Initially, defendant maintains that his right to counsel was breached when County Court, without inquiry, denied him the services of another lawyer. This thesis would have force if defendant had advanced good cause for changing counsel. The only reason offered for substituting counsel, and that was advanced only on the eve of trial (see, People v Fruehwirth, 83 AD2d 975), was defendant’s unsupported, wholly conclusory, assertion that he “felt” his assigned counsel lacked interest in the case; this, despite the fact that counsel brought on a suppression motion, attempted to negotiate a favorable plea bargain and appeared and conferred with defendant at each of his court proceedings. Furthermore, it does not appear that there was any failure of cooperation between defendant and his counsel or that the latter was other than experienced and qualified. Defendant’s argument also would have us overlook the fact that his signed statement, earlier alluded to, clearly implies that when his plea was taken he had confided in and had consulted with his appointed counsel.
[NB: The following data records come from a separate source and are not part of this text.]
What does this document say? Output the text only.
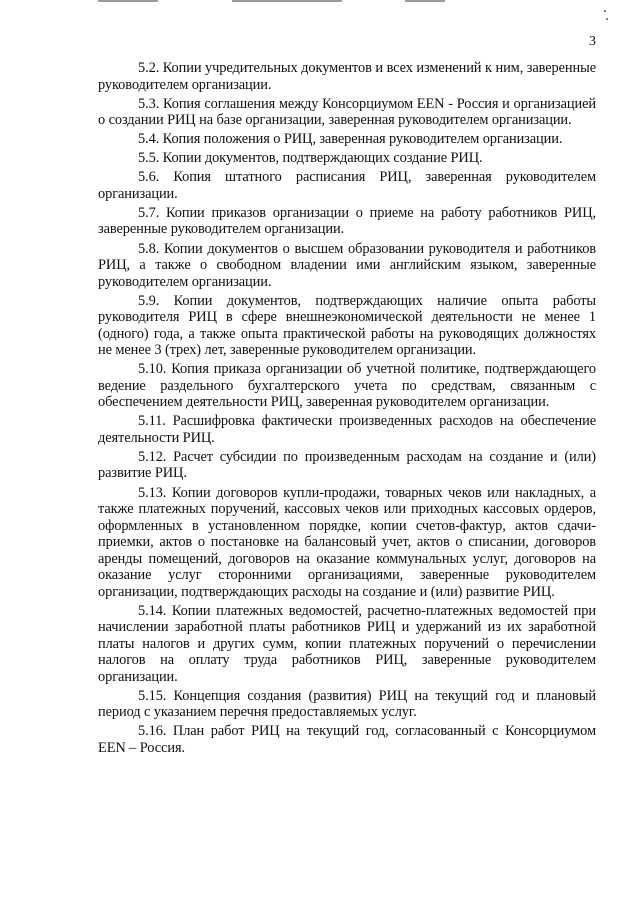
3

5.2. Копии учредительных документов и всех изменений к ним, заверенные руководителем организации.

5.3. Копия соглашения между Консорциумом EEN - Россия и организацией о создании РИЦ на базе организации, заверенная руководителем организации.

5.4. Копия положения о РИЦ, заверенная руководителем организации.

5.5. Копии документов, подтверждающих создание РИЦ.

5.6. Копия штатного расписания РИЦ, заверенная руководителем организации.

5.7. Копии приказов организации о приеме на работу работников РИЦ, заверенные руководителем организации.

5.8. Копии документов о высшем образовании руководителя и работников РИЦ, а также о свободном владении ими английским языком, заверенные руководителем организации.

5.9. Копии документов, подтверждающих наличие опыта работы руководителя РИЦ в сфере внешнеэкономической деятельности не менее 1 (одного) года, а также опыта практической работы на руководящих должностях не менее 3 (трех) лет, заверенные руководителем организации.

5.10. Копия приказа организации об учетной политике, подтверждающего ведение раздельного бухгалтерского учета по средствам, связанным с обеспечением деятельности РИЦ, заверенная руководителем организации.

5.11. Расшифровка фактически произведенных расходов на обеспечение деятельности РИЦ.

5.12. Расчет субсидии по произведенным расходам на создание и (или) развитие РИЦ.

5.13. Копии договоров купли-продажи, товарных чеков или накладных, а также платежных поручений, кассовых чеков или приходных кассовых ордеров, оформленных в установленном порядке, копии счетов-фактур, актов сдачи-приемки, актов о постановке на балансовый учет, актов о списании, договоров аренды помещений, договоров на оказание коммунальных услуг, договоров на оказание услуг сторонними организациями, заверенные руководителем организации, подтверждающих расходы на создание и (или) развитие РИЦ.

5.14. Копии платежных ведомостей, расчетно-платежных ведомостей при начислении заработной платы работников РИЦ и удержаний из их заработной платы налогов и других сумм, копии платежных поручений о перечислении налогов на оплату труда работников РИЦ, заверенные руководителем организации.

5.15. Концепция создания (развития) РИЦ на текущий год и плановый период с указанием перечня предоставляемых услуг.

5.16. План работ РИЦ на текущий год, согласованный с Консорциумом EEN – Россия.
Not only has good cause not been demonstrated (see, People v Lane, 101 AD2d 925, 926), but even if counsel’s interest in defendant’s case was less consuming than defendant would prefer, it was far from prejudicial for nowhere in his brief does defendant proclaim that he is innocent of the crime of which he has been convicted.
As for defendant’s attack on the constitutionality of Penal Law § 205.25, that has been considered and rejected in People v *533Miller (106 AD2d 787). The challenge to the propriety of the indictment has been waived by defendant’s guilty plea (People v Cohen, 52 NY2d 584, 587). Additionally, we deem the sentence imposed, a prison term of 1½ to 3 years to be served consecutively with defendant’s current sentence, neither harsh nor excessive. We note, however, that the sentencing court reluctantly refused to waive the mandatory $75 surcharge because it mistakenly believed it lacked the authority to do so. In the interest of judicial economy, we view defendant’s request for waiver of the surcharge, made immediately after sentencing, as an application for resentence (see, CPL 420.10 [4]; People v Rivera, 93 AD2d 845). Accordingly, we implement the sentencing court’s exercise of discretion in favor of waiving the surcharge.
Judgment modified, as a matter of discretion in the interest of justice, by vacating so much of the sentence as imposed a $75 surcharge, and, as so modified, affirmed. Main, J. P., Weiss, Mikoll, Yesawich, Jr., and Harvey, JJ., concur.